Big Savings from Recommendations

Tomorrow the mayor will seek to extend the contract to September 2015, making a total of $1,499,672 awarded to PFM since it was hired.

Following criticism of last year’s extension, the administration has justified its latest agreement with estimates of the money to be saved through the consultant’s help in guiding the city through complex financial matters.

According to the administration, the changes recommended by PFM have resulted in $395 million in projected savings through fiscal 2022. By extending its contract, the city will “acquire services” from PFM that “will help implement future initiatives and save an additional $202 million, if all initiatives are implemented as planned.”

One initiative is expected to be completed by the end of this month – a $44,200 contract with Life Cycle Corp. to document evidence of “any abuse” of the Family Medical Leave benefit by city employees. The contract was passed unanimously by the Board of Estimates on May 28 over a protest by the City Union of Baltimore, Local 800.

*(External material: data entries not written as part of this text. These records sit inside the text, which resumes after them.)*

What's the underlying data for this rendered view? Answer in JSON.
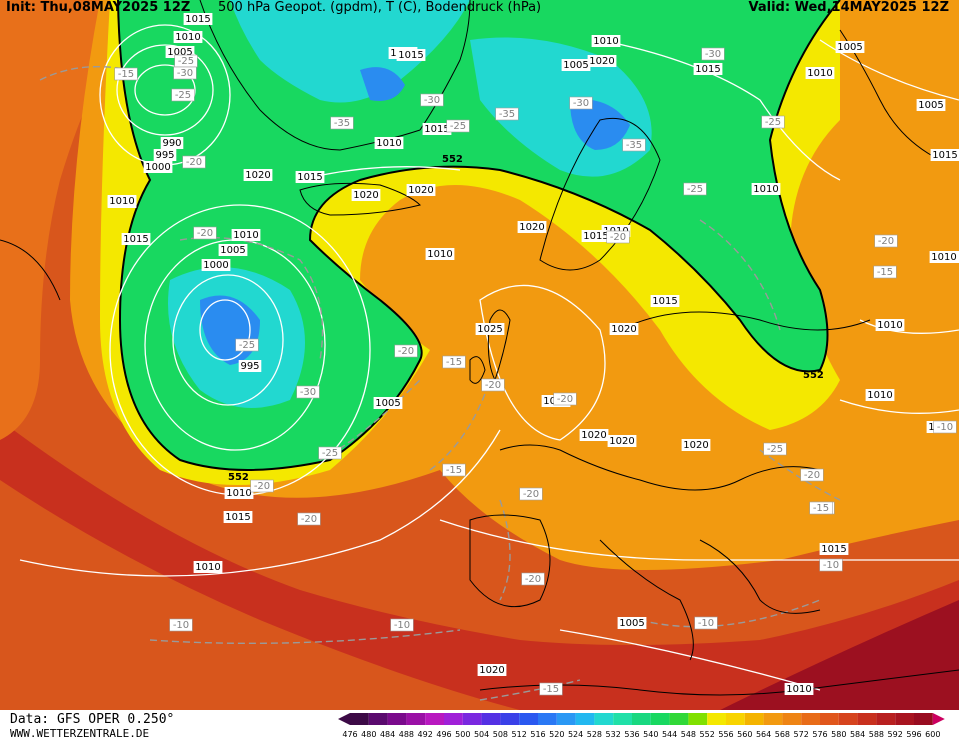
{
  "header": {
    "init": "Init: Thu,08MAY2025 12Z",
    "title": "500 hPa Geopot. (gpdm), T (C), Bodendruck (hPa)",
    "valid": "Valid: Wed,14MAY2025 12Z"
  },
  "footer": {
    "data_source": "Data: GFS OPER 0.250°",
    "website": "WWW.WETTERZENTRALE.DE"
  },
  "colors": {
    "green": "#18d860",
    "cyan": "#22d8d0",
    "blue": "#2a8cf0",
    "yellow": "#f4e800",
    "orange": "#f29a10",
    "deep_orange": "#e26a1a",
    "red": "#c8301e",
    "dark_red": "#9c1020",
    "isobar": "#ffffff",
    "isotherm": "#a0a0a0",
    "coast": "#000000"
  },
  "pressure_labels": [
    "1015",
    "1010",
    "1005",
    "990",
    "995",
    "1000",
    "1010",
    "1015",
    "1020",
    "1015",
    "1010",
    "1005",
    "1000",
    "995",
    "1005",
    "1010",
    "1015",
    "1020",
    "1020",
    "1015",
    "1010",
    "1020",
    "1020",
    "1015",
    "1025",
    "1025",
    "1020",
    "1020",
    "1020",
    "1010",
    "1005",
    "1010",
    "1015",
    "1010",
    "1005",
    "1010",
    "1005",
    "1015",
    "1015",
    "1010",
    "1010",
    "1010",
    "1010",
    "1015",
    "1005",
    "1015",
    "1010",
    "1020",
    "1005",
    "1010",
    "1020",
    "1015",
    "1010",
    "1010"
  ],
  "temperature_labels": [
    "-15",
    "-20",
    "-25",
    "-35",
    "-30",
    "-30",
    "-25",
    "-35",
    "-25",
    "-30",
    "-35",
    "-30",
    "-25",
    "-25",
    "-20",
    "-20",
    "-15",
    "-25",
    "-30",
    "-25",
    "-20",
    "-20",
    "-15",
    "-20",
    "-20",
    "-25",
    "-20",
    "-15",
    "-20",
    "-15",
    "-10",
    "-10",
    "-10",
    "-10",
    "-15",
    "-20",
    "-20",
    "-10",
    "-15",
    "-20"
  ],
  "contour_552_label": "552",
  "scale": {
    "labels": [
      "476",
      "480",
      "484",
      "488",
      "492",
      "496",
      "500",
      "504",
      "508",
      "512",
      "516",
      "520",
      "524",
      "528",
      "532",
      "536",
      "540",
      "544",
      "548",
      "552",
      "556",
      "560",
      "564",
      "568",
      "572",
      "576",
      "580",
      "584",
      "588",
      "592",
      "596",
      "600"
    ],
    "colors": [
      "#3c0a46",
      "#5a0a6e",
      "#7a0a8c",
      "#9a10a6",
      "#b818c0",
      "#a020d8",
      "#7a28e0",
      "#5430e4",
      "#3a40e8",
      "#2a58f0",
      "#2a78f4",
      "#2a98f4",
      "#22b8f0",
      "#22d8d0",
      "#20e0a8",
      "#18d880",
      "#18d860",
      "#30d838",
      "#80e000",
      "#f4e800",
      "#f8d400",
      "#f4b400",
      "#f29a10",
      "#ee8414",
      "#e86c18",
      "#e0561c",
      "#d6441e",
      "#c8301e",
      "#b82020",
      "#a81420",
      "#980c20",
      "#cc0060"
    ]
  }
}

Another initiative is to establish new eligibility, contribution and benefit provisions for fire and police officers covered by the Fire and Police Employees’ Retirement System. Those changes were introduced at last night’s City Council meeting and will be aired at a future hearing of the Taxation, Finance and Economic Development Committee.

Making Garbage Collection Self-Sustaining

In the future, the 10-year plan seeks to automate trash collection by retrofitting garbage trucks with collection arms and to place the trash system into a self-sustaining “enterprise” unit that would assess user fees, much like water and sewer fees to homeowners, rather than having trash services come out of general revenues.

The fiscal 2015 budget passed by the Board of Estimates and City Council has lowered the property-tax rate from $2.25 to $2.13 per $100 of assessed value for homeowners. The rate for businesses and existing rental properties will remain at $2.25.

At the same time, water and sewer bills are set to rise 11% on July 1 at the start of fiscal 2015.